Dynamic stabilization devices were developed to reduce spinal hypermobility while preserving a certain degree of physiological motion. Our goal was to assess radiographic and clinical outcomes of patients treated with surgical decompression and stabilization with the LimiflexTM implant.

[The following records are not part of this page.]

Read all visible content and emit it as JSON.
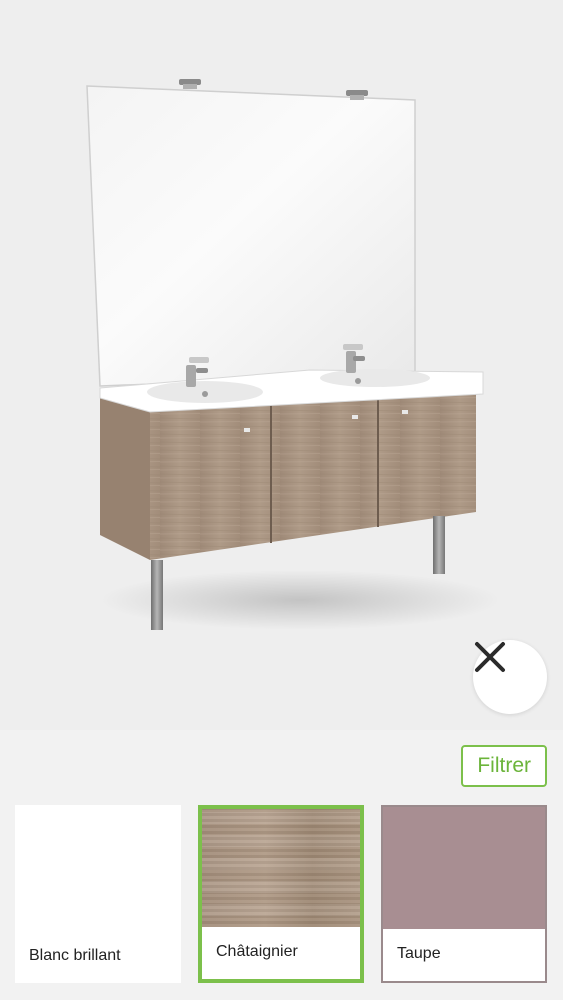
{
  "viewer": {
    "product": "vanity-unit-double-basin",
    "close_icon": "close-icon",
    "colors": {
      "background": "#eeeeee",
      "wood": "#a89584",
      "basin": "#ffffff"
    }
  },
  "panel": {
    "filter_label": "Filtrer",
    "accent_color": "#7cc04b",
    "swatches": [
      {
        "label": "Blanc brillant",
        "color": "#ffffff",
        "selected": false
      },
      {
        "label": "Châtaignier",
        "color": "#a89584",
        "selected": true
      },
      {
        "label": "Taupe",
        "color": "#a88e92",
        "selected": false
      }
    ]
  }
}
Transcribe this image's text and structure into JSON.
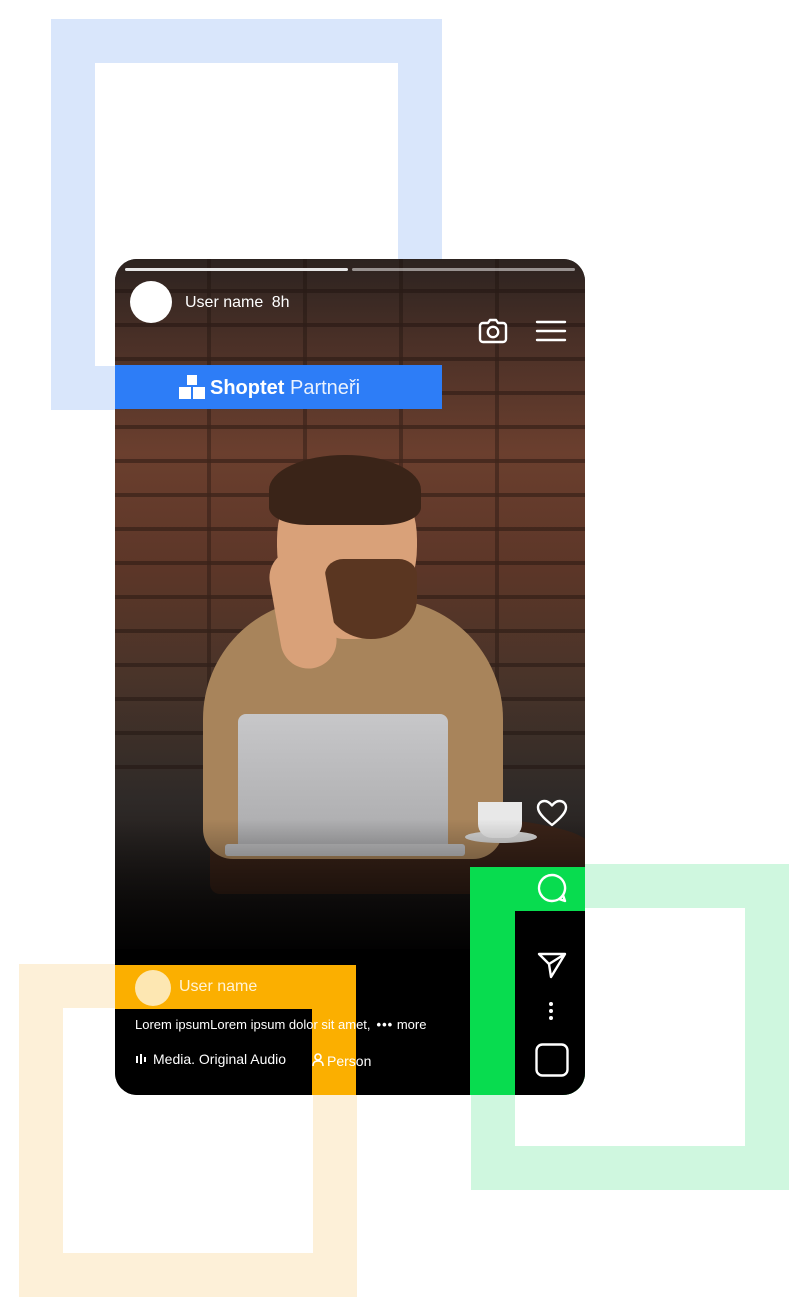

We investigated the effect of LimiFlex implantation on post-operative translation and angulation in 36 patients with spinal stenosis and degenerative spondylolisthesis Meyerding Grade I treated with decompression and dynamic stabilization.
Significant improvements following lumbar decompression were observed. The average Oswestry Disability Index (ODI) score fell from 45.9 Pre-operatively to 29.6 at dismissal and 26.5 at first follow up. The average visual analog scale (VAS) score fell from 7 Pre-operatively to 3 at dismissal and 3 at follow up. Pre-operatively the median translation within the operated segment was 2.0 mm. Post-operatively the translation was reduced to 0.7 mm (p=0.006, Student’s t-test). Pre-operatively the median rotation within the operated segment was 4.6°. Post-operatively the rotation was reduced to 3.5° (p=0.08, Student’s t-test). The re-operation rate was 6 out of 36 (16.7%).
Here we provide evidence suggesting that the dynamic paraspinous stabilization implant LimiflexTM is well tolerated in patients with degenerative spondylolisthesis and lumbar spinal canal stenosis. Our data show that within 3 months after the operation it limits hypermobility in the operated segment. This might be well suited in cases such as spinal stenosis with Grade I degenerative spondylolisthesis, where instability at the operated segment is likely to happen, but a patient is not indicated for a spinal fusion.